Cette hausse intervient dans le cadre d’une vague générale d’augmentation des prix des produits alimentaires, mais le poivron attire une attention particulière en raison de son rôle dans plusieurs plats traditionnels du Ramadan, notamment les salades cuisinées, la “Taktouka” ou la “Ghiathia”.
Selon des professionnels, cette augmentation s’explique par une demande accrue pendant le Ramadan, conjuguée à une offre réduite en raison des fluctuations climatiques affectant la production dans certaines zones agricoles, ainsi que par l’impact des coûts de transport et de distribution sur le prix final pour le consommateur.
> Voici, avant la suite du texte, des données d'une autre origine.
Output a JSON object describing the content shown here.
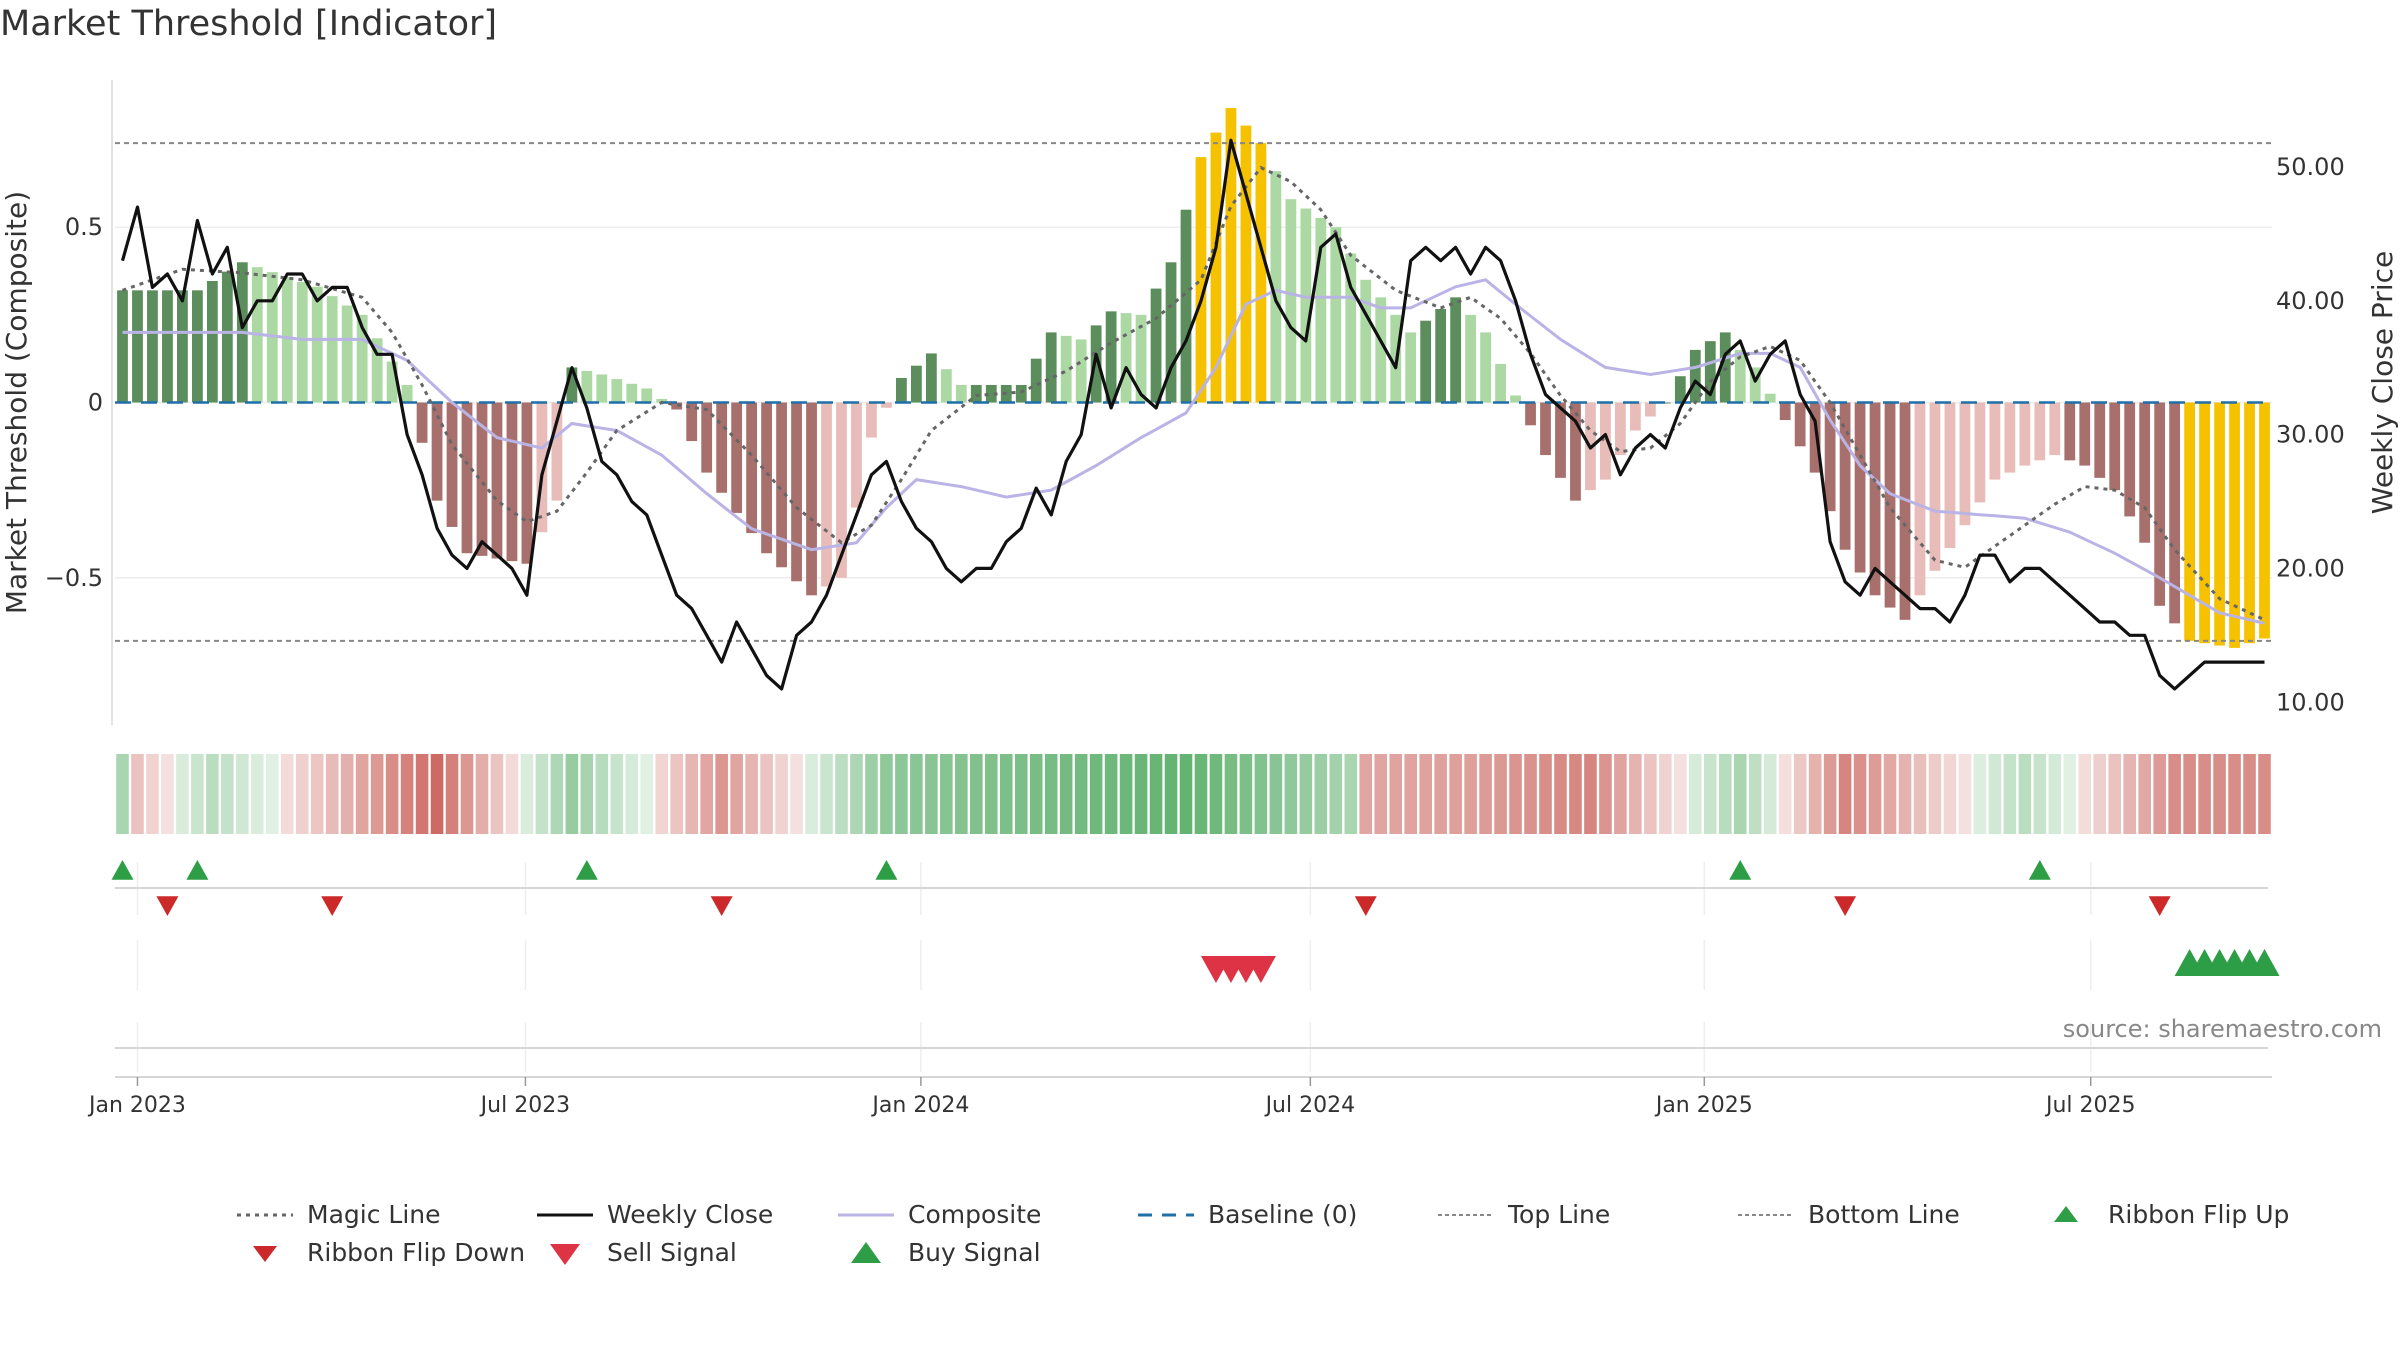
{
  "title": "Market Threshold [Indicator]",
  "source": "source: sharemaestro.com",
  "colors": {
    "magic": "#666666",
    "close": "#111111",
    "composite": "#b9b3e6",
    "baseline": "#1f6fa8",
    "threshold": "#888888",
    "flip_up": "#2e9e46",
    "flip_down": "#cc2a2a",
    "sell": "#dd3344",
    "buy": "#2e9e46",
    "extreme": "#f6c200"
  },
  "legend": [
    {
      "key": "magic",
      "label": "Magic Line"
    },
    {
      "key": "close",
      "label": "Weekly Close"
    },
    {
      "key": "composite",
      "label": "Composite"
    },
    {
      "key": "baseline",
      "label": "Baseline (0)"
    },
    {
      "key": "top",
      "label": "Top Line"
    },
    {
      "key": "bottom",
      "label": "Bottom Line"
    },
    {
      "key": "flip_up",
      "label": "Ribbon Flip Up"
    },
    {
      "key": "flip_down",
      "label": "Ribbon Flip Down"
    },
    {
      "key": "sell",
      "label": "Sell Signal"
    },
    {
      "key": "buy",
      "label": "Buy Signal"
    }
  ],
  "chart_data": {
    "type": "bar",
    "title": "Market Threshold [Indicator]",
    "ylabel": "Market Threshold (Composite)",
    "y2label": "Weekly Close Price",
    "ylim": [
      -0.92,
      0.92
    ],
    "y2lim": [
      8.3,
      56.5
    ],
    "yticks": [
      {
        "v": 0.5,
        "label": "0.5"
      },
      {
        "v": 0,
        "label": "0"
      },
      {
        "v": -0.5,
        "label": "−0.5"
      }
    ],
    "y2ticks": [
      {
        "v": 50,
        "label": "50.00"
      },
      {
        "v": 40,
        "label": "40.00"
      },
      {
        "v": 30,
        "label": "30.00"
      },
      {
        "v": 20,
        "label": "20.00"
      },
      {
        "v": 10,
        "label": "10.00"
      }
    ],
    "x_start": "2022-12-26",
    "week_count": 144,
    "x_ticks": [
      {
        "week": 1.0,
        "label": "Jan 2023"
      },
      {
        "week": 26.9,
        "label": "Jul 2023"
      },
      {
        "week": 53.3,
        "label": "Jan 2024"
      },
      {
        "week": 79.3,
        "label": "Jul 2024"
      },
      {
        "week": 105.6,
        "label": "Jan 2025"
      },
      {
        "week": 131.4,
        "label": "Jul 2025"
      }
    ],
    "top_line": 0.74,
    "bottom_line": -0.68,
    "baseline": 0,
    "bars_anchor": [
      [
        0,
        0.32
      ],
      [
        5,
        0.32
      ],
      [
        8,
        0.4
      ],
      [
        13,
        0.33
      ],
      [
        16,
        0.25
      ],
      [
        19,
        0.05
      ],
      [
        21,
        -0.28
      ],
      [
        23,
        -0.43
      ],
      [
        27,
        -0.46
      ],
      [
        29,
        -0.28
      ],
      [
        30,
        0.1
      ],
      [
        32,
        0.08
      ],
      [
        35,
        0.04
      ],
      [
        37,
        -0.02
      ],
      [
        39,
        -0.2
      ],
      [
        43,
        -0.43
      ],
      [
        46,
        -0.55
      ],
      [
        48,
        -0.5
      ],
      [
        50,
        -0.1
      ],
      [
        52,
        0.07
      ],
      [
        54,
        0.14
      ],
      [
        56,
        0.05
      ],
      [
        60,
        0.05
      ],
      [
        62,
        0.2
      ],
      [
        64,
        0.18
      ],
      [
        66,
        0.26
      ],
      [
        68,
        0.25
      ],
      [
        70,
        0.4
      ],
      [
        72,
        0.7
      ],
      [
        74,
        0.84
      ],
      [
        76,
        0.74
      ],
      [
        78,
        0.58
      ],
      [
        81,
        0.5
      ],
      [
        83,
        0.35
      ],
      [
        86,
        0.2
      ],
      [
        89,
        0.3
      ],
      [
        91,
        0.2
      ],
      [
        93,
        0.02
      ],
      [
        95,
        -0.15
      ],
      [
        97,
        -0.28
      ],
      [
        99,
        -0.22
      ],
      [
        101,
        -0.08
      ],
      [
        103,
        0.0
      ],
      [
        105,
        0.15
      ],
      [
        107,
        0.2
      ],
      [
        109,
        0.1
      ],
      [
        111,
        -0.05
      ],
      [
        113,
        -0.2
      ],
      [
        115,
        -0.42
      ],
      [
        117,
        -0.55
      ],
      [
        119,
        -0.62
      ],
      [
        121,
        -0.48
      ],
      [
        123,
        -0.35
      ],
      [
        125,
        -0.22
      ],
      [
        127,
        -0.18
      ],
      [
        129,
        -0.15
      ],
      [
        131,
        -0.18
      ],
      [
        133,
        -0.25
      ],
      [
        135,
        -0.4
      ],
      [
        136,
        -0.58
      ],
      [
        138,
        -0.68
      ],
      [
        141,
        -0.7
      ],
      [
        144,
        -0.66
      ]
    ],
    "close_anchor": [
      [
        0,
        43
      ],
      [
        1,
        47
      ],
      [
        2,
        41
      ],
      [
        3,
        42
      ],
      [
        4,
        40
      ],
      [
        5,
        46
      ],
      [
        6,
        42
      ],
      [
        7,
        44
      ],
      [
        8,
        38
      ],
      [
        9,
        40
      ],
      [
        10,
        40
      ],
      [
        11,
        42
      ],
      [
        12,
        42
      ],
      [
        13,
        40
      ],
      [
        14,
        41
      ],
      [
        15,
        41
      ],
      [
        16,
        38
      ],
      [
        17,
        36
      ],
      [
        18,
        36
      ],
      [
        19,
        30
      ],
      [
        20,
        27
      ],
      [
        21,
        23
      ],
      [
        22,
        21
      ],
      [
        23,
        20
      ],
      [
        24,
        22
      ],
      [
        25,
        21
      ],
      [
        26,
        20
      ],
      [
        27,
        18
      ],
      [
        28,
        27
      ],
      [
        29,
        31
      ],
      [
        30,
        35
      ],
      [
        31,
        32
      ],
      [
        32,
        28
      ],
      [
        33,
        27
      ],
      [
        34,
        25
      ],
      [
        35,
        24
      ],
      [
        36,
        21
      ],
      [
        37,
        18
      ],
      [
        38,
        17
      ],
      [
        39,
        15
      ],
      [
        40,
        13
      ],
      [
        41,
        16
      ],
      [
        42,
        14
      ],
      [
        43,
        12
      ],
      [
        44,
        11
      ],
      [
        45,
        15
      ],
      [
        46,
        16
      ],
      [
        47,
        18
      ],
      [
        48,
        21
      ],
      [
        49,
        24
      ],
      [
        50,
        27
      ],
      [
        51,
        28
      ],
      [
        52,
        25
      ],
      [
        53,
        23
      ],
      [
        54,
        22
      ],
      [
        55,
        20
      ],
      [
        56,
        19
      ],
      [
        57,
        20
      ],
      [
        58,
        20
      ],
      [
        59,
        22
      ],
      [
        60,
        23
      ],
      [
        61,
        26
      ],
      [
        62,
        24
      ],
      [
        63,
        28
      ],
      [
        64,
        30
      ],
      [
        65,
        36
      ],
      [
        66,
        32
      ],
      [
        67,
        35
      ],
      [
        68,
        33
      ],
      [
        69,
        32
      ],
      [
        70,
        35
      ],
      [
        71,
        37
      ],
      [
        72,
        40
      ],
      [
        73,
        44
      ],
      [
        74,
        52
      ],
      [
        75,
        48
      ],
      [
        76,
        44
      ],
      [
        77,
        40
      ],
      [
        78,
        38
      ],
      [
        79,
        37
      ],
      [
        80,
        44
      ],
      [
        81,
        45
      ],
      [
        82,
        41
      ],
      [
        83,
        39
      ],
      [
        84,
        37
      ],
      [
        85,
        35
      ],
      [
        86,
        43
      ],
      [
        87,
        44
      ],
      [
        88,
        43
      ],
      [
        89,
        44
      ],
      [
        90,
        42
      ],
      [
        91,
        44
      ],
      [
        92,
        43
      ],
      [
        93,
        40
      ],
      [
        94,
        36
      ],
      [
        95,
        33
      ],
      [
        96,
        32
      ],
      [
        97,
        31
      ],
      [
        98,
        29
      ],
      [
        99,
        30
      ],
      [
        100,
        27
      ],
      [
        101,
        29
      ],
      [
        102,
        30
      ],
      [
        103,
        29
      ],
      [
        104,
        32
      ],
      [
        105,
        34
      ],
      [
        106,
        33
      ],
      [
        107,
        36
      ],
      [
        108,
        37
      ],
      [
        109,
        34
      ],
      [
        110,
        36
      ],
      [
        111,
        37
      ],
      [
        112,
        33
      ],
      [
        113,
        31
      ],
      [
        114,
        22
      ],
      [
        115,
        19
      ],
      [
        116,
        18
      ],
      [
        117,
        20
      ],
      [
        118,
        19
      ],
      [
        119,
        18
      ],
      [
        120,
        17
      ],
      [
        121,
        17
      ],
      [
        122,
        16
      ],
      [
        123,
        18
      ],
      [
        124,
        21
      ],
      [
        125,
        21
      ],
      [
        126,
        19
      ],
      [
        127,
        20
      ],
      [
        128,
        20
      ],
      [
        129,
        19
      ],
      [
        130,
        18
      ],
      [
        131,
        17
      ],
      [
        132,
        16
      ],
      [
        133,
        16
      ],
      [
        134,
        15
      ],
      [
        135,
        15
      ],
      [
        136,
        12
      ],
      [
        137,
        11
      ],
      [
        138,
        12
      ],
      [
        139,
        13
      ],
      [
        140,
        13
      ],
      [
        141,
        13
      ],
      [
        142,
        13
      ],
      [
        143,
        13
      ]
    ],
    "composite_anchor": [
      [
        0,
        0.2
      ],
      [
        8,
        0.2
      ],
      [
        12,
        0.18
      ],
      [
        16,
        0.18
      ],
      [
        19,
        0.12
      ],
      [
        22,
        0.0
      ],
      [
        25,
        -0.1
      ],
      [
        28,
        -0.13
      ],
      [
        30,
        -0.06
      ],
      [
        33,
        -0.08
      ],
      [
        36,
        -0.15
      ],
      [
        39,
        -0.26
      ],
      [
        42,
        -0.36
      ],
      [
        46,
        -0.42
      ],
      [
        49,
        -0.4
      ],
      [
        51,
        -0.3
      ],
      [
        53,
        -0.22
      ],
      [
        56,
        -0.24
      ],
      [
        59,
        -0.27
      ],
      [
        62,
        -0.25
      ],
      [
        65,
        -0.18
      ],
      [
        68,
        -0.1
      ],
      [
        71,
        -0.03
      ],
      [
        73,
        0.1
      ],
      [
        75,
        0.28
      ],
      [
        77,
        0.32
      ],
      [
        79,
        0.3
      ],
      [
        82,
        0.3
      ],
      [
        84,
        0.27
      ],
      [
        86,
        0.27
      ],
      [
        89,
        0.33
      ],
      [
        91,
        0.35
      ],
      [
        93,
        0.28
      ],
      [
        96,
        0.18
      ],
      [
        99,
        0.1
      ],
      [
        102,
        0.08
      ],
      [
        105,
        0.1
      ],
      [
        108,
        0.14
      ],
      [
        110,
        0.14
      ],
      [
        112,
        0.1
      ],
      [
        114,
        -0.05
      ],
      [
        116,
        -0.18
      ],
      [
        118,
        -0.26
      ],
      [
        121,
        -0.31
      ],
      [
        124,
        -0.32
      ],
      [
        127,
        -0.33
      ],
      [
        130,
        -0.37
      ],
      [
        133,
        -0.43
      ],
      [
        136,
        -0.5
      ],
      [
        140,
        -0.6
      ],
      [
        143,
        -0.63
      ]
    ],
    "magic_anchor": [
      [
        0,
        0.32
      ],
      [
        4,
        0.38
      ],
      [
        8,
        0.37
      ],
      [
        12,
        0.35
      ],
      [
        16,
        0.3
      ],
      [
        18,
        0.2
      ],
      [
        20,
        0.05
      ],
      [
        22,
        -0.12
      ],
      [
        25,
        -0.28
      ],
      [
        27,
        -0.34
      ],
      [
        29,
        -0.31
      ],
      [
        31,
        -0.2
      ],
      [
        33,
        -0.08
      ],
      [
        36,
        0.0
      ],
      [
        39,
        -0.02
      ],
      [
        42,
        -0.15
      ],
      [
        45,
        -0.3
      ],
      [
        48,
        -0.4
      ],
      [
        50,
        -0.35
      ],
      [
        52,
        -0.22
      ],
      [
        54,
        -0.08
      ],
      [
        57,
        0.02
      ],
      [
        60,
        0.03
      ],
      [
        63,
        0.09
      ],
      [
        66,
        0.17
      ],
      [
        69,
        0.24
      ],
      [
        72,
        0.35
      ],
      [
        74,
        0.56
      ],
      [
        76,
        0.67
      ],
      [
        78,
        0.63
      ],
      [
        80,
        0.55
      ],
      [
        82,
        0.42
      ],
      [
        85,
        0.32
      ],
      [
        88,
        0.27
      ],
      [
        90,
        0.3
      ],
      [
        92,
        0.24
      ],
      [
        94,
        0.14
      ],
      [
        96,
        0.02
      ],
      [
        98,
        -0.08
      ],
      [
        100,
        -0.14
      ],
      [
        102,
        -0.13
      ],
      [
        104,
        -0.06
      ],
      [
        106,
        0.06
      ],
      [
        108,
        0.13
      ],
      [
        110,
        0.16
      ],
      [
        112,
        0.12
      ],
      [
        114,
        0.0
      ],
      [
        116,
        -0.15
      ],
      [
        118,
        -0.3
      ],
      [
        121,
        -0.45
      ],
      [
        123,
        -0.47
      ],
      [
        126,
        -0.38
      ],
      [
        129,
        -0.29
      ],
      [
        131,
        -0.24
      ],
      [
        133,
        -0.25
      ],
      [
        135,
        -0.3
      ],
      [
        137,
        -0.42
      ],
      [
        140,
        -0.56
      ],
      [
        143,
        -0.62
      ]
    ],
    "extreme_weeks": [
      72,
      73,
      74,
      75,
      76,
      138,
      139,
      140,
      141,
      142,
      143
    ],
    "ribbon_anchor": [
      [
        0,
        0.35
      ],
      [
        1,
        -0.2
      ],
      [
        6,
        0.25
      ],
      [
        15,
        -0.3
      ],
      [
        21,
        -0.7
      ],
      [
        30,
        0.45
      ],
      [
        40,
        -0.45
      ],
      [
        51,
        0.5
      ],
      [
        71,
        0.75
      ],
      [
        82,
        0.35
      ],
      [
        82,
        -0.35
      ],
      [
        90,
        -0.4
      ],
      [
        98,
        -0.55
      ],
      [
        108,
        0.35
      ],
      [
        115,
        -0.55
      ],
      [
        127,
        0.25
      ],
      [
        137,
        -0.5
      ]
    ],
    "flip_up_weeks": [
      0,
      5,
      31,
      51,
      108,
      128
    ],
    "flip_down_weeks": [
      3,
      14,
      40,
      83,
      115,
      136
    ],
    "sell_weeks": [
      73,
      74,
      75,
      76
    ],
    "buy_weeks": [
      138,
      139,
      140,
      141,
      142,
      143
    ]
  }
}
Les ménages sont directement concernés, certaines réduisant la quantité achetée de poivrons tandis que d’autres le remplacent par des légumes moins coûteux comme les carottes, reflétant l’impact de la hausse des prix sur les comportements de consommation.
Les associations de consommateurs et les acteurs du secteur appellent à renforcer la surveillance des prix, à lutter contre la spéculation et le monopole, tout en assurant la transparence des circuits de distribution et la protection du pouvoir d’achat des ménages pendant les périodes de forte demande.